Real-Time Performance Analysis of the UniNa APS-Based Micro Sun Sensor

Abstract

This paper describes the research activity conducted at the University of Naples for the development of a micro-digital sun sensor in view of its flight validation by the end of 2011. The sensor project is financed by the Italian Space Agency in the framework of a program for in-flight validation of new technologies for a future Italian microsatellite standard. The sensor exploits a CMOS photodetector and a multiple-aperture mask to improve precision in the sun-line determination. This particular design of the optical head limits both sensor field of view and measurement updating frequency, due to the need of processing multiple sun spots on the focal plane. Therefore, following a short description of the sensor concept, and prototype, special emphasis is given to the description of the multi-spot processing algorithms, and of the calibration scheme adopted to widen the field of view and guarantee sensor operation in real-time.

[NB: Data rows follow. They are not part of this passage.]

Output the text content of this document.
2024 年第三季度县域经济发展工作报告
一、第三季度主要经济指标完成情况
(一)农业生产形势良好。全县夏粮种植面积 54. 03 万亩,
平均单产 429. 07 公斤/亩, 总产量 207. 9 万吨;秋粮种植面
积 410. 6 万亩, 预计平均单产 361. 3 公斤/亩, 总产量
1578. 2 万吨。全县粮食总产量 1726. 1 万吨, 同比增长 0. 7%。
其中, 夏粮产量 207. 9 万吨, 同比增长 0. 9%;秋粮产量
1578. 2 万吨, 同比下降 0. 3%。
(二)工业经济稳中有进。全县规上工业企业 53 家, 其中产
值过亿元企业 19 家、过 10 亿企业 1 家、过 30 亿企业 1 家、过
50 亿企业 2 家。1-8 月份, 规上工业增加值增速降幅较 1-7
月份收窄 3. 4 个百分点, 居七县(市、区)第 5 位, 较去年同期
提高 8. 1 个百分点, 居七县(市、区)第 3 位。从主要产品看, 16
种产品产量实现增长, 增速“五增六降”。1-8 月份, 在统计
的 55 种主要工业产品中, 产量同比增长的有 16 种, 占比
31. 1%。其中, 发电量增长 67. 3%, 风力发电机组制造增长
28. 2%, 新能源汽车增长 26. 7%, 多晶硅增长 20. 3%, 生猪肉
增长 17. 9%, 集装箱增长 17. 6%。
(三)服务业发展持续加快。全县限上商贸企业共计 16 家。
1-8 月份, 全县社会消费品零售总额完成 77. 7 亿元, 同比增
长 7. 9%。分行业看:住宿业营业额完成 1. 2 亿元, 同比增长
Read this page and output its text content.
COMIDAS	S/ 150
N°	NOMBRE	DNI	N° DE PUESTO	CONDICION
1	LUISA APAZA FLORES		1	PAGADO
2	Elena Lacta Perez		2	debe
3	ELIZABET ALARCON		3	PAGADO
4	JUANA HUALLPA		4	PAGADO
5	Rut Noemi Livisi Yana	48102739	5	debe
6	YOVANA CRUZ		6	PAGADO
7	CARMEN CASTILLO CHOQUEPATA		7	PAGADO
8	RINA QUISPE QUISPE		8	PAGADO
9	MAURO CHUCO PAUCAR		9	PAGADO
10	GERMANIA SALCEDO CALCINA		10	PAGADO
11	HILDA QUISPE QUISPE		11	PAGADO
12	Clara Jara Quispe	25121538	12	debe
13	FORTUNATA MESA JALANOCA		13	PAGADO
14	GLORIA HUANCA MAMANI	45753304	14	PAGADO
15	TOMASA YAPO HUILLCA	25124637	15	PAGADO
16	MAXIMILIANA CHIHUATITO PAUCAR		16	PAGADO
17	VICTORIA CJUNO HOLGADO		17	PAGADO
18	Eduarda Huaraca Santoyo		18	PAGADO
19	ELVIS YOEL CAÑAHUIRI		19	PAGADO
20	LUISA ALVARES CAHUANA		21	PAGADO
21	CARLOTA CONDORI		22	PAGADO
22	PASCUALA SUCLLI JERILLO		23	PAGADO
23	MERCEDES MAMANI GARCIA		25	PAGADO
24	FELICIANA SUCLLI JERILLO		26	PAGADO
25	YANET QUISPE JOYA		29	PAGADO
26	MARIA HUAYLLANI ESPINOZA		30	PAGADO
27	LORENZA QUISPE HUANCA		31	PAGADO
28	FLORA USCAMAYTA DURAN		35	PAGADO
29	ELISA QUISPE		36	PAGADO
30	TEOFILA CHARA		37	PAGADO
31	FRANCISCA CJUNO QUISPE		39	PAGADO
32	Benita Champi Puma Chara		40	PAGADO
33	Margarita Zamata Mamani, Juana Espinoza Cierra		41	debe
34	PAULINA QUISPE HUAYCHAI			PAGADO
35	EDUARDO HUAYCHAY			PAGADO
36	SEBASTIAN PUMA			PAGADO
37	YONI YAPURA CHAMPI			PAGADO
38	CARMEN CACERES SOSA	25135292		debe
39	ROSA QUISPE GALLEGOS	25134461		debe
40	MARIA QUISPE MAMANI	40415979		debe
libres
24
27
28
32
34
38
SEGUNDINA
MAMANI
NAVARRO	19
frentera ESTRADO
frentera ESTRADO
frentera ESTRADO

Specifically, a neural-network calibration scheme is developed which exploits a variable number of sun spots and the average centroid position on the focal plane to output an accurate estimate of the sun line orientation. The effectiveness of the proposed calibration scheme is verified by means of extensive test campaigns carried out with the sensor prototype and the laboratory test facility. Experimental results show that the sensor prototype can provide average accuracy and precision of about 0.06° and 0.001°, respectively, over a field of view of about 80°x70°, with a minimum updating frequency of 1 HZ when 100 sun spots are processed.